[Bloat] What is fairness, anyway? was: Re: finally... winning on wired!

Justin McCann jneilm at gmail.com
Wed Jan 4 12:36:31 EST 2012


On Wed, Jan 4, 2012 at 11:16 AM, Dave Taht <dave.taht at gmail.com> wrote:
>
> On Wed, Jan 4, 2012 at 4:25 PM, Jim Gettys <jg at freedesktop.org> wrote:
>
> >    1) since TCP is not "fair", particularly when given flows of
> > different RTT's, how do we best deal with this issue?  Do either/both
> > SFQ/QFQ deal with this problem, and how do they differ?
>
> The reason why QFQ was outperforming SFQ here
>
> http://www.teklibre.com/~d/bloat/pfifo_sfq_vs_qfq_linear50.png
>
> was because SFQ was  enqueuing the first packet of a new stream at the
> end of the existing streams.
>
> After eric moved the SFQ enqueue to head, the two started performing
> the same at light workloads.
>
> (keep in mind the comparison already to pfifo_fast - log scale)
>
> http://www.teklibre.com/~d/bloat/pfifo_fast_vs_sfq_qfq_log.png
>
> So, the net effect of either fq mechanism is that slower flows jump
> forward in the queue.
> RTT  is not really relevant. [1]

I must have misinterpreted the 'new flows' discussion on netdev. Are
these new flows in the sense of SYN/SYN-ACK, or new flows in the sense
of "don't have any packets in the queue(s) right now"?

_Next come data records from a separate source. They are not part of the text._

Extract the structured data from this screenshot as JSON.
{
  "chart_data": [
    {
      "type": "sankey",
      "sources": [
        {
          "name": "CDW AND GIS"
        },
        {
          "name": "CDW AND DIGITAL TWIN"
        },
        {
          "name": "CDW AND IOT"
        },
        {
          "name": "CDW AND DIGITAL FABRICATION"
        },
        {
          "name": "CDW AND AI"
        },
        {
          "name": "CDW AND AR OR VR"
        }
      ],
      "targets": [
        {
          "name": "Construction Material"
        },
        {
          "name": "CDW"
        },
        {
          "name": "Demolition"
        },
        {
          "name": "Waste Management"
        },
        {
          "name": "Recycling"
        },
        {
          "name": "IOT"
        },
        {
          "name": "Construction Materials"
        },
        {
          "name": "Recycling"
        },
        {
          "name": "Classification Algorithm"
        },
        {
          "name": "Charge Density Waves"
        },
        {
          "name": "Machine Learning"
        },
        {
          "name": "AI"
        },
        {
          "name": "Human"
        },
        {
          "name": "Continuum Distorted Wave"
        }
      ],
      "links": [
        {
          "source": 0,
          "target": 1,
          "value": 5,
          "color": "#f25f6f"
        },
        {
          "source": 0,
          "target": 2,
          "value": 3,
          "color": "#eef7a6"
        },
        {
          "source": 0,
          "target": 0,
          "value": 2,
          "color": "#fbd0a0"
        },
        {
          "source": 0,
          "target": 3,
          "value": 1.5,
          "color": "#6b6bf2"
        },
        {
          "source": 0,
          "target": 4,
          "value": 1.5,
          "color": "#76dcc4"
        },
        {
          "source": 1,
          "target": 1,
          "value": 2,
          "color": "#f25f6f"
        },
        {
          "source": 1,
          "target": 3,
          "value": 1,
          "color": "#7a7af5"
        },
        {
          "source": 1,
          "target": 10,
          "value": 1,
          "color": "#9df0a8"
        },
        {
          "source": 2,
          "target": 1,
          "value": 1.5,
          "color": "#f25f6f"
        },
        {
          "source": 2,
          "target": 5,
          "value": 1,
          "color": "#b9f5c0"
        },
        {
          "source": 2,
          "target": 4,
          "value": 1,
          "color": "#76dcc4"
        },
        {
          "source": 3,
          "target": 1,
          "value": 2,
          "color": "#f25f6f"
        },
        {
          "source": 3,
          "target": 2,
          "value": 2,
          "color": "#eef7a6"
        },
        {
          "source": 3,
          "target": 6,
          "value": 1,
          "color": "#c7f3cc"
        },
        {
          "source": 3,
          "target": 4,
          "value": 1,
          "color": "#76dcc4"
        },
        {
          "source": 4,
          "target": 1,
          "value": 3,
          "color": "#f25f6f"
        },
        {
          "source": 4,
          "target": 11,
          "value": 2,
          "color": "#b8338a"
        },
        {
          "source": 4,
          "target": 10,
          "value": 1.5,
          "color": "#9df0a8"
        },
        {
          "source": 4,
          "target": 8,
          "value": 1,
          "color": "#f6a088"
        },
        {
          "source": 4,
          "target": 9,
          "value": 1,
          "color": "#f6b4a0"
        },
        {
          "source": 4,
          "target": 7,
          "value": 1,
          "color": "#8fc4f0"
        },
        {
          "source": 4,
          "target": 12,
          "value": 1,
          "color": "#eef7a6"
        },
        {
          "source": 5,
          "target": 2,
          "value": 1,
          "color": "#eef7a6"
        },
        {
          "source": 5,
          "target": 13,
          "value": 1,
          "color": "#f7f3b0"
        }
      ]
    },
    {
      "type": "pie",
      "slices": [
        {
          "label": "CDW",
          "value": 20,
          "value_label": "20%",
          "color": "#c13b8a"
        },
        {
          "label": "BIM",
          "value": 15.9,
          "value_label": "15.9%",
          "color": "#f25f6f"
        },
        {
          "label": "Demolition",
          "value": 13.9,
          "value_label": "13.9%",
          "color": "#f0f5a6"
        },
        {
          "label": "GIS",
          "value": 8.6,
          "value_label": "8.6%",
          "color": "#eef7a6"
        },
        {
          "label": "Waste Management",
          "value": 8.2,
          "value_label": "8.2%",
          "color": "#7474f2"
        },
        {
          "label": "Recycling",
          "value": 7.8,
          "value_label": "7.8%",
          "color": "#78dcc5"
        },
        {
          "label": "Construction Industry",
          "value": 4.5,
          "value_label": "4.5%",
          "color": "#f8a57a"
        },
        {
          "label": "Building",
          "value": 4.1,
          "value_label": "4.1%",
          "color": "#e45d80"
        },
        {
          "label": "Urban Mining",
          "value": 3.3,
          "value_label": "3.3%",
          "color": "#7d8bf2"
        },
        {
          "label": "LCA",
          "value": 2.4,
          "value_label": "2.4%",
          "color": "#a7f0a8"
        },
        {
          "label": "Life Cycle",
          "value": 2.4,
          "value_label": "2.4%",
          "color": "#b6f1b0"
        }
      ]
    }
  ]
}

> 1: the 'slower flows gain priority' question is my gravest concern
> (eg, ledbat, bittorrent). It's fixable with per-host FQ.

Meaning that you don't want to hand priority to stuff that is intended
to stay in the background? How does the classification work you've
been doing interact with these latest QFQ tests?